LEZYONLARIN DAHA ERKEN TEŞHİS EDİLMESİNİ SAĞLIYOR
Yapay zekanın, derin öğrenmeye dayalı tanısal usullerle yüksek çözünürlüklü imgelerde bile zorlukla gözlemlenebilen kompleks özellikleri ortaya koyarak radyologlara ve patologlara yardımcı olduğuna dikkat çeken Prof. Dr. İpekçi, “Bu da gerçek teşhis ve risk sınıflaması için kıymetlidir. Bu araçlar, net bir müddet verilememekle birlikte elbet lezyonların daha erken tespit edilmesini kolaylaştırır. Bu derin öğrenme algoritmalarının dizaynlarına nazaran değişimleri olabilmekle birlikte, kanseri yanlışsız saptama oranları yüzde 70 ve üzeri olarak saptanmıştır” açıklamasında bulundu.

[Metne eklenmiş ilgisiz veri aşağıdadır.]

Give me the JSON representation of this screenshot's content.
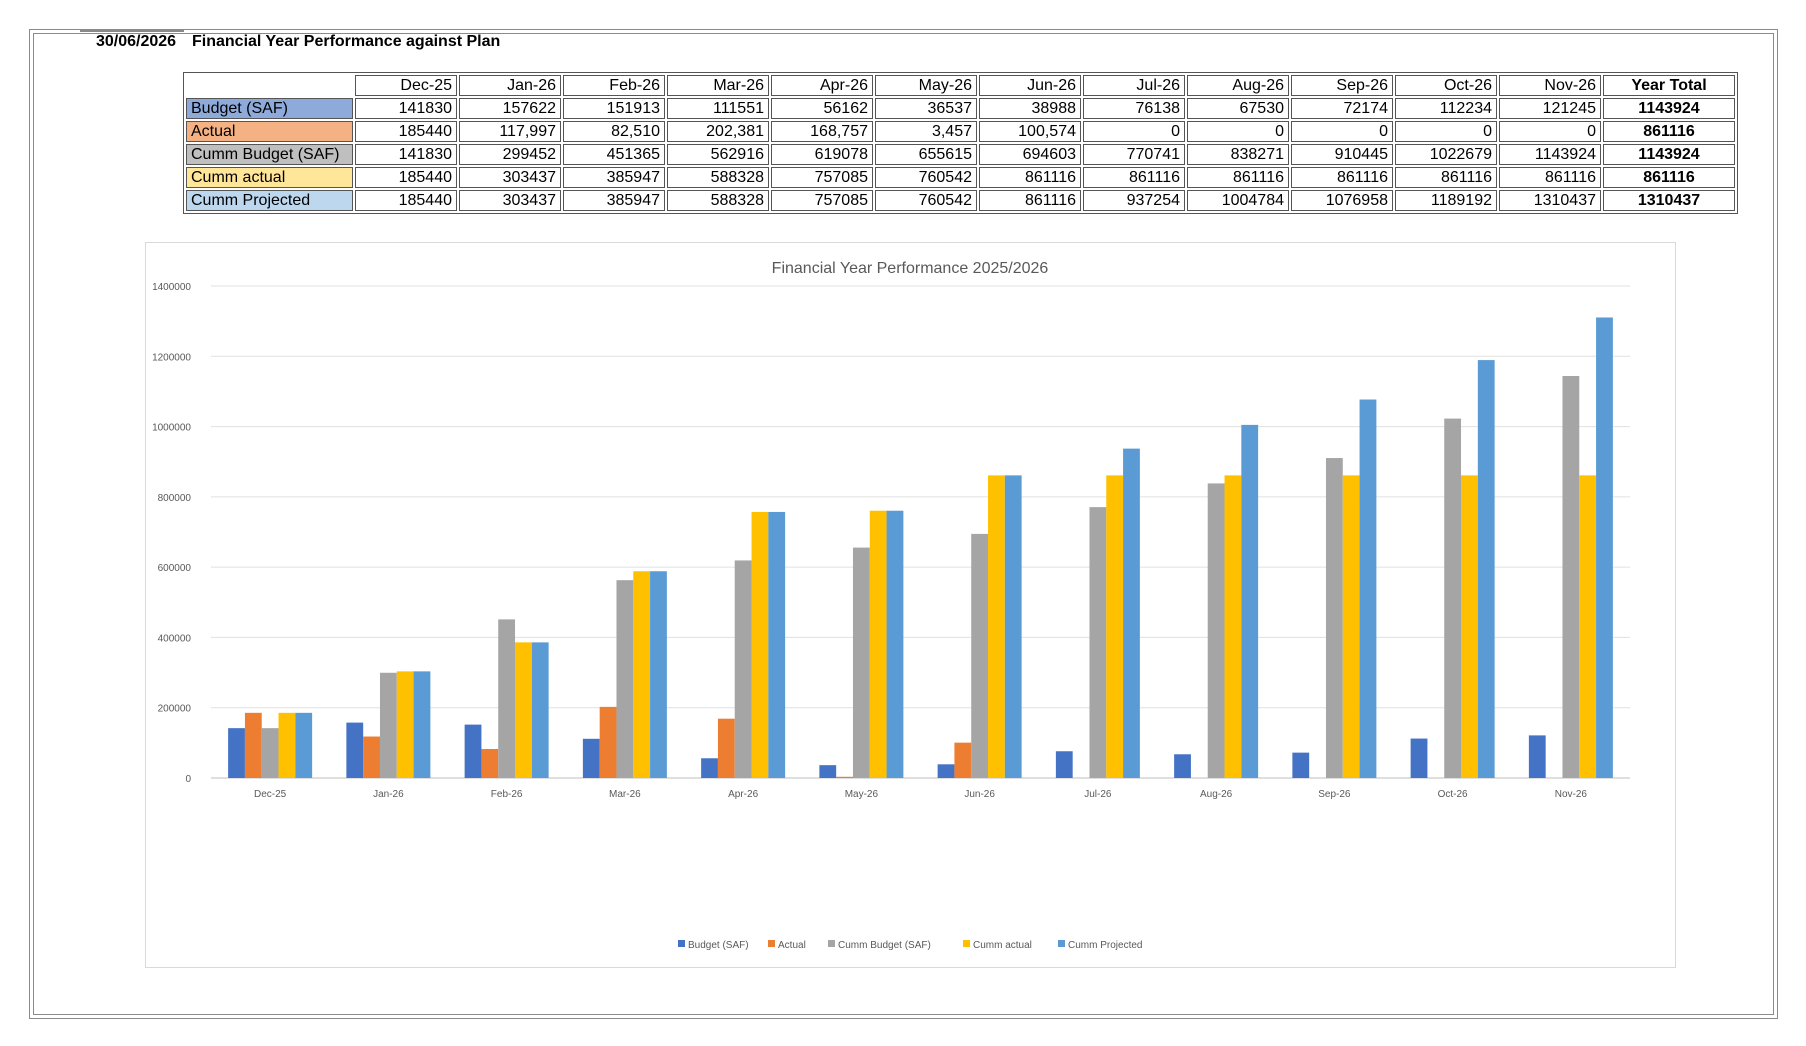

GELECEKTE MÜMKÜN KANSERLER DE İDDİA EDİLEBİLECEK
Yapay zekâ ile bir kişinin gelecekte prostat kanseri olacağının evvelce kestirim edilip edilemeyeceği sorusuna da cevap veren Prof. Dr. İpekçi, şunları söyledi:
“Mevcut çalışmalar yapay zekânın bir gün değerli bir hasta triyaj aracı olabileceğini ve radyologlara prostat kanseri tanısal manzaralarını okumada ve mümkün kanseri varsayım etmede daha da yardımcı olabileceğini göstermektedir. Ayrıyeten klasik formüllerle karşılaştırıldığında, nüksü ve metastazsız hayatta kalma mühletini kestirim etmede daha yeterli sonuçlar elde edebilir. Unutulmaması gerekir ki, prostat kanseri yavaş ilerler ve erken evrede yakalandığında uygun tedavi teknikleriyle tam kür sağlanabilen bir kanser cinsidir.”

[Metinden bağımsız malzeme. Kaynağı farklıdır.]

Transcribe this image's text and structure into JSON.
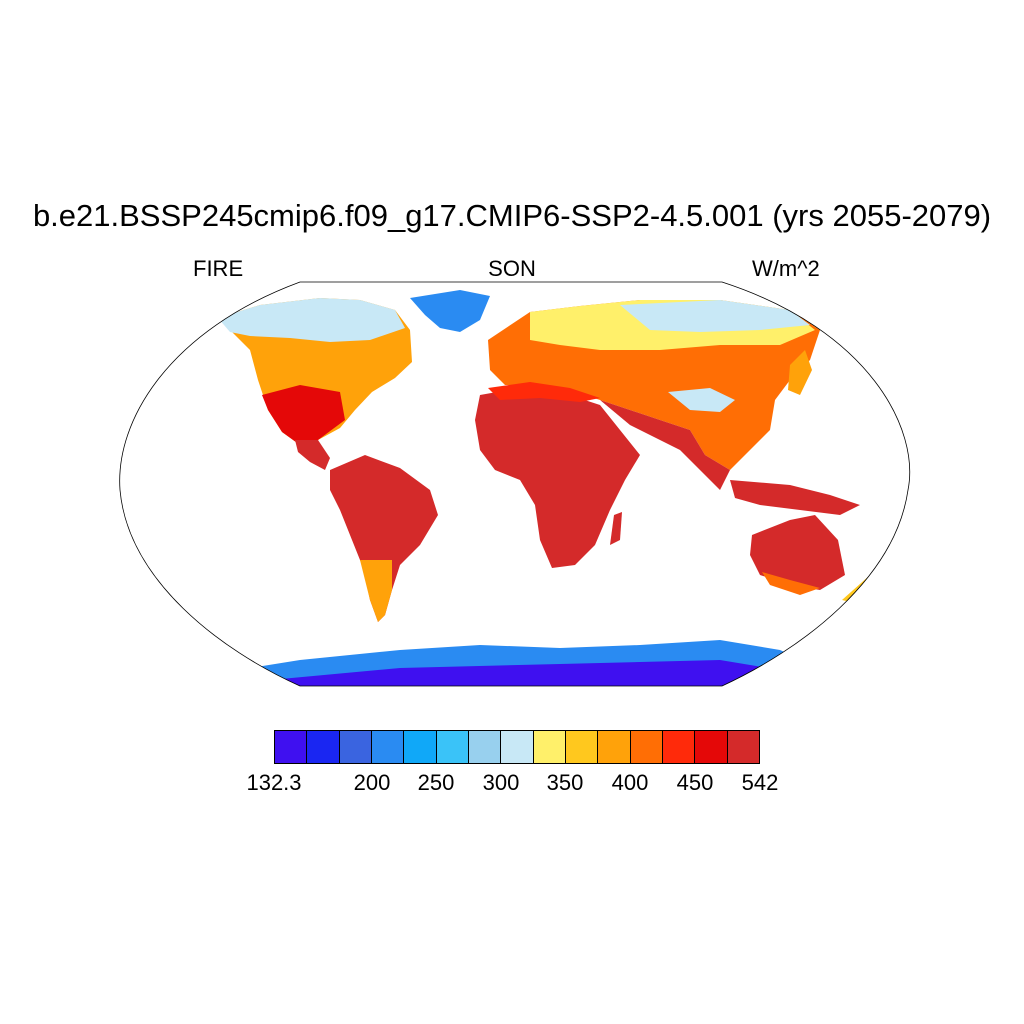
{
  "title": "b.e21.BSSP245cmip6.f09_g17.CMIP6-SSP2-4.5.001 (yrs 2055-2079)",
  "left_label": "FIRE",
  "center_label": "SON",
  "right_label": "W/m^2",
  "colorbar": {
    "colors": [
      "#3f10f0",
      "#1a26f2",
      "#3a64e0",
      "#2a8bf2",
      "#10a8f8",
      "#3ac3f8",
      "#98d0ee",
      "#c8e8f6",
      "#fff06a",
      "#ffc81e",
      "#ffa20a",
      "#ff6e05",
      "#ff2a0a",
      "#e40808",
      "#d42a2a"
    ],
    "labels": [
      "132.3",
      "200",
      "250",
      "300",
      "350",
      "400",
      "450",
      "542"
    ]
  },
  "colors": {
    "ocean": "#ffffff",
    "coastline": "#000000"
  }
}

KORUNMAK İÇİN DİKKAT EDİLMESİ GEREKENLER
Prof. Dr. İpekçi, prostat kanseri olmamak için dikkat edilmesi gerekenleri ise şöyle açıkladı:
“Prostat kanseri için, bilimsel araştırmalarda ispatlanmış, önleyici bir tedavi ya da besin vaktimizde yoktur. Akdeniz tipi diyetler üzere bitkisel tabanlı diyetlerin agresif prostat kanserine yakalanma riskini kıymetli ölçüde azalttığı görülmüştür. Yeniden kilo denetimi, antrenman, obeziteden kaçınma, hayvansal protein ve yağ içeriği bakımından varlıklı besinlerin fazla tüketimini azaltma ve sık ejakülasyon hastalara önerilebilir.”